Belakangan, Nurul mengetahui bahwa di SD tersebut, teman-teman sekelas Sidqi terbiasa bermain ludah di dalam kelas. Begitulah cara mereka bercanda. Masalahnya, yang seringkali diludahi adalah Sidqi.
“Saya teledor sekali, tidak langsung menggali lebih lanjut apa yang sesungguhnya terjadi,” tutur Nurul. Tapi yang lebih penting saat ini adalah, Nurul kini tahu bahwa perubahan Sidqi memang terkait dengan kehidupan di sekolah, dan sadar bahwa bullying benar-benar berdampak pada pribadi seorang anak. Plus… orang tuanya.
Dalam buku Panduan Melawan Bullying yang diterbitkan oleh situs Sudahdong.com, bullying dapat menyebabkan rasa trauma yang bisa menyebabkan efek negatif pada kejiwaan korban. Beberapa penelitian global juga mendukung pendapat serupa. Penelitian National Association of School Psychologist di Amerika Serikat, misalnya, menunjukan bahwa setiap harinya, 160.000 murid bolos sekolah karena takut di-bully, dan 1 dari 10 murid pindah sekolah karena takut menjadi korban bully.

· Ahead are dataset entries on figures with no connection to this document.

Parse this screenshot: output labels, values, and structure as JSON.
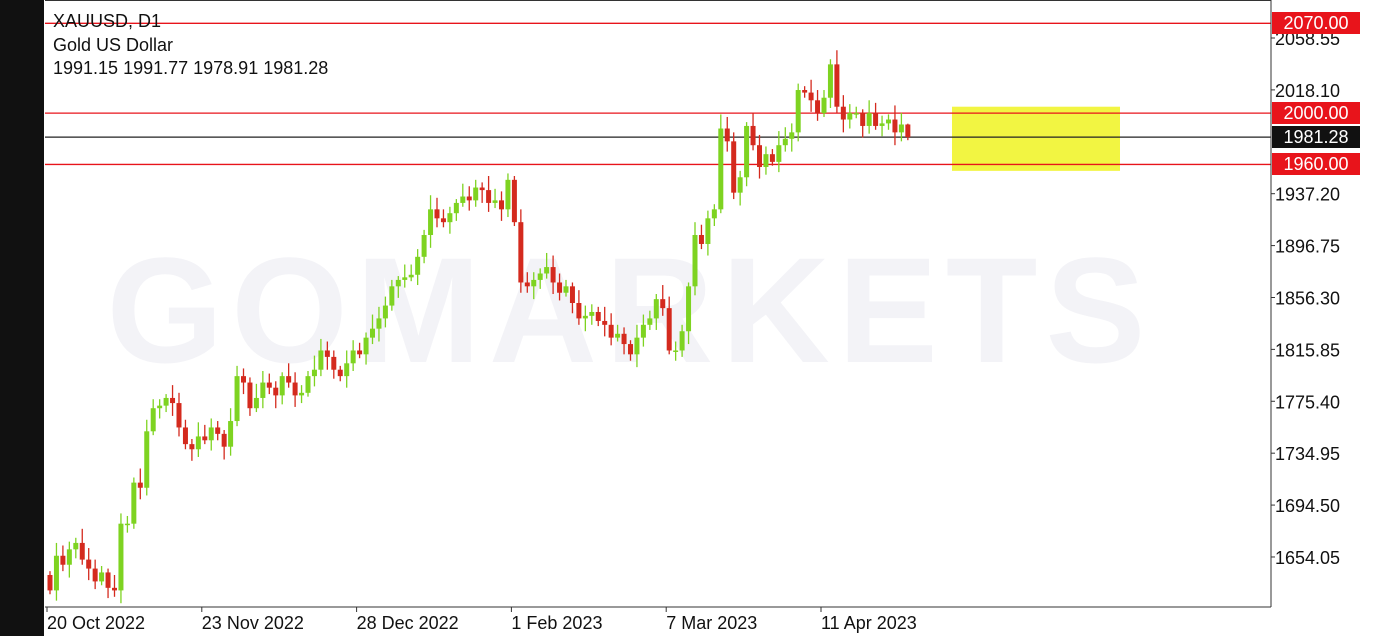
{
  "header": {
    "symbol": "XAUUSD, D1",
    "description": "Gold US Dollar",
    "ohlc": "1991.15 1991.77 1978.91 1981.28"
  },
  "watermark": "GOMARKETS",
  "levels": [
    {
      "price": 2070.0,
      "label": "2070.00",
      "color": "#e8141b"
    },
    {
      "price": 2000.0,
      "label": "2000.00",
      "color": "#e8141b"
    },
    {
      "price": 1960.0,
      "label": "1960.00",
      "color": "#e8141b"
    }
  ],
  "current_price": {
    "price": 1981.28,
    "label": "1981.28",
    "color": "#111111"
  },
  "highlight_zone": {
    "from_price": 1955,
    "to_price": 2005,
    "color": "#f2f542"
  },
  "colors": {
    "bull": "#7ed321",
    "bear": "#d42a1e",
    "level": "#e8141b"
  },
  "chart_data": {
    "type": "candlestick",
    "ylim": [
      1620,
      2075
    ],
    "y_ticks": [
      "2058.55",
      "2018.10",
      "1937.20",
      "1896.75",
      "1856.30",
      "1815.85",
      "1775.40",
      "1734.95",
      "1694.50",
      "1654.05"
    ],
    "x_ticks": [
      {
        "label": "20 Oct 2022",
        "index": 0
      },
      {
        "label": "23 Nov 2022",
        "index": 24
      },
      {
        "label": "28 Dec 2022",
        "index": 48
      },
      {
        "label": "1 Feb 2023",
        "index": 72
      },
      {
        "label": "7 Mar 2023",
        "index": 96
      },
      {
        "label": "11 Apr 2023",
        "index": 120
      }
    ],
    "first_open": 1640,
    "closes": [
      1628,
      1655,
      1648,
      1660,
      1665,
      1652,
      1645,
      1635,
      1642,
      1630,
      1628,
      1680,
      1680,
      1712,
      1708,
      1752,
      1770,
      1772,
      1778,
      1774,
      1755,
      1742,
      1738,
      1748,
      1745,
      1755,
      1750,
      1740,
      1760,
      1795,
      1790,
      1770,
      1778,
      1790,
      1786,
      1780,
      1795,
      1790,
      1780,
      1782,
      1795,
      1800,
      1815,
      1810,
      1800,
      1795,
      1805,
      1815,
      1812,
      1825,
      1832,
      1840,
      1850,
      1865,
      1870,
      1872,
      1874,
      1888,
      1905,
      1925,
      1918,
      1915,
      1922,
      1930,
      1935,
      1932,
      1942,
      1940,
      1930,
      1932,
      1925,
      1948,
      1915,
      1868,
      1865,
      1870,
      1875,
      1880,
      1868,
      1860,
      1865,
      1852,
      1840,
      1842,
      1845,
      1838,
      1835,
      1825,
      1828,
      1820,
      1812,
      1825,
      1835,
      1840,
      1855,
      1848,
      1815,
      1815,
      1830,
      1865,
      1905,
      1898,
      1918,
      1925,
      1988,
      1978,
      1938,
      1950,
      1990,
      1975,
      1958,
      1968,
      1962,
      1975,
      1980,
      1985,
      2018,
      2016,
      2010,
      2000,
      2012,
      2038,
      2005,
      1995,
      2000,
      2000,
      1990,
      2000,
      1990,
      1992,
      1995,
      1985,
      1991.15,
      1981.28
    ],
    "last_candle": {
      "open": 1991.15,
      "high": 1991.77,
      "low": 1978.91,
      "close": 1981.28
    }
  }
}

Melissa Holt dari Boston University menemukan bahwa anak yang ditindas dapat melakukan bullying terhadap diri sendiri, sehingga membahayakan nyawa mereka sendiri. Sementara, jurnal Psychological Science menemukan bahwa korban bully lebih mungkin mengalami kesulitan dalam lingkungan pekerjaan, sulit menjaga persahabatan serta hubungan baik dengan orang tua mereka.
Nurul pun ingat bagaimana, di masa itu, ia menangis hampir setiap hari hingga matanya membengkak. Ia juga merasa gagal dalam membesarkan anak dan frustasi. Tak jarang ia memohon agar Sidqi menghentikan amukannya.
“Mas Sidqi nggak boleh ngomong begitu…” bujuknya suatu kali ketika Sidqi mengamuk. Namun bujuk rayu itu seperti tak berdaya.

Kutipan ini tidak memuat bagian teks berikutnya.